Kandinsky, Gestalt e a Arteterapia (Parte II)

Por Maria Cristina Resende


Psicologia da Gestalt também é conhecida como Psicologia das Formas, mas não podemos nos confundir ao acreditar que é uma psicologia que preza os formatos, formas é diferente de formatos. Entendemos como formatos os moldes, uma forma que adquiriu um significado e por formas entendemos como a possibilidade de ser qualquer coisa, ou seja, um significante. É assim que Kandinsky expressa sua arte, a partir de formas, de significantes e a Gestalt nos explica como existe uma tendência em traduzirmos essas formas em formatos, ou seja, como nós, seres humanos, tendemos, inata e pelo aprendizado, a organizar essas formas para que elas nos transmitam uma mensagem de melhor conforto para nossa mente consciente, pois é aqui que a Gestalt se se debruça.
Para a Psicologia da Gestalt e, posteriormente, a Gestalt-terapia, a consciência é tudo que temos para analisar, pois é nela onde os fenômenos se apresentam.

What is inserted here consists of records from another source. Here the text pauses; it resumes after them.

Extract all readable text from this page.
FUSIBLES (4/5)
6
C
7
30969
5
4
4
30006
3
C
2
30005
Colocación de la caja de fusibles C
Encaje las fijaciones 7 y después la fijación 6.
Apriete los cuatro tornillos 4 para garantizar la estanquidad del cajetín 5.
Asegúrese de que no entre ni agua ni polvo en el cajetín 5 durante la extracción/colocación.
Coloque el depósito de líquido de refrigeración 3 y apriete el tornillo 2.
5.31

Não há a preocupação em buscar uma causa ou uma instancia inconsciente que governe nossas ações. Sua abordagem é fenomenológica, e uma de suas fontes filosóficas é o existencialismo.
Nos estudos da Psicologia da Gestalt nos deparamos com alguns conceitos e algumas leis da percepção, ou seja, o modus operandi de como nossa percepção, a capacidade de receber a sensação e decodifica-la, se organiza para compreender um fenômeno, um estímulo.

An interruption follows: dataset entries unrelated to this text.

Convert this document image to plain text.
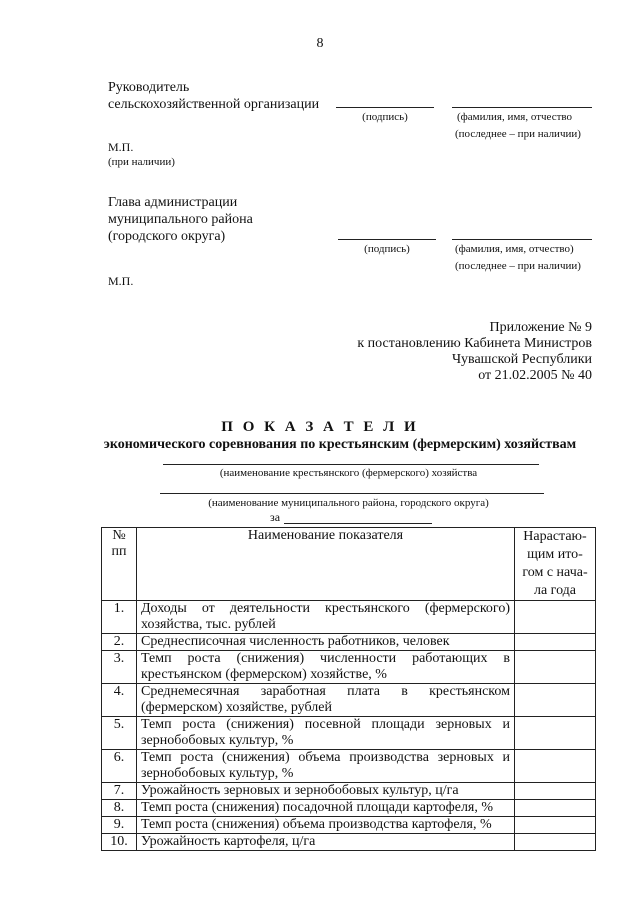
8
Руководитель
сельскохозяйственной организации
(подпись)	(фамилия, имя, отчество
(последнее – при наличии)
М.П.
(при наличии)
Глава администрации
муниципального района
(городского округа)
(подпись)	(фамилия, имя, отчество)
(последнее – при наличии)
М.П.
Приложение № 9
к постановлению Кабинета Министров
Чувашской Республики
от 21.02.2005 № 40
П О К А З А Т Е Л И
экономического соревнования по крестьянским (фермерским) хозяйствам
(наименование крестьянского (фермерского) хозяйства
(наименование муниципального района, городского округа)
за
№
пп	Наименование показателя	Нарастаю-щим ито-гом с нача-ла года
1.	Доходы от деятельности крестьянского (фермерского) хозяйства, тыс. рублей	
2.	Среднесписочная численность работников, человек	
3.	Темп роста (снижения) численности работающих в крестьянском (фермерском) хозяйстве, %	
4.	Среднемесячная заработная плата в крестьянском (фермерском) хозяйстве, рублей	
5.	Темп роста (снижения) посевной площади зерновых и зернобобовых культур, %	
6.	Темп роста (снижения) объема производства зерновых и зернобобовых культур, %	
7.	Урожайность зерновых и зернобобовых культур, ц/га	
8.	Темп роста (снижения) посадочной площади картофеля, %	
9.	Темп роста (снижения) объема производства картофеля, %	
10.	Урожайность картофеля, ц/га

Dentre esses conceitos temos o de figura-fundo, ou seja, a figura como aquilo que está no topo na nossa cadeia de hierarquias e o fundo como todo o contexto por trás dela. 


O que você vê nesta imagem? Apenas uma figura?

Mas como essa teoria pode nos ajudar em nossa prática enquanto Arteterapeuta?
Trabalhamos basicamente com as imagens produzidas pelo nosso cliente, independente do material escolhido ou sugerido. As imagens são a expressão de sua percepção sobre seus afetos, suas relações, seus pensamentos e suas angústias. Muitas vezes as hierarquias não estão bem estabelecidas e vemos numa mancha de tinta, ou numa colagem um completo caos, uma desorganização que muitas vezes traz uma inércia, um não saber de onde partir e para onde ir. Identificar através de algumas técnicas a figura que emerge dessa Gestalt (forma) é ajudar a buscar um fluxo de abertura e fechamento de Gestalten, ou seja, uma capacidade de sentir a necessidade, ir a busca de sua saciedade, analisar e despotencializar as interrupções desse movimento e com isso partir para novas etapas do processo terapêutico e, mais além, o processo da nossa vida.
Vemos também o princípio de agrupamento, onde nossa percepção tende a agrupar estímulos que possuam alguma semelhança entre si. Há também o fechamento, ou seja, tendemos a completar, preencher falhas de estímulos que se apresentem a nós. Nossa percepção tende a nos colocar num entendimento sobre a vida de forma mais simples e mais confortável para nós, isso nos mostra que para conseguirmos enxergar de forma clara aquilo que se apresenta é preciso um esforço de olhar para além dos formatos e perceber as formas e as múltiplas possibilidades que existem ali.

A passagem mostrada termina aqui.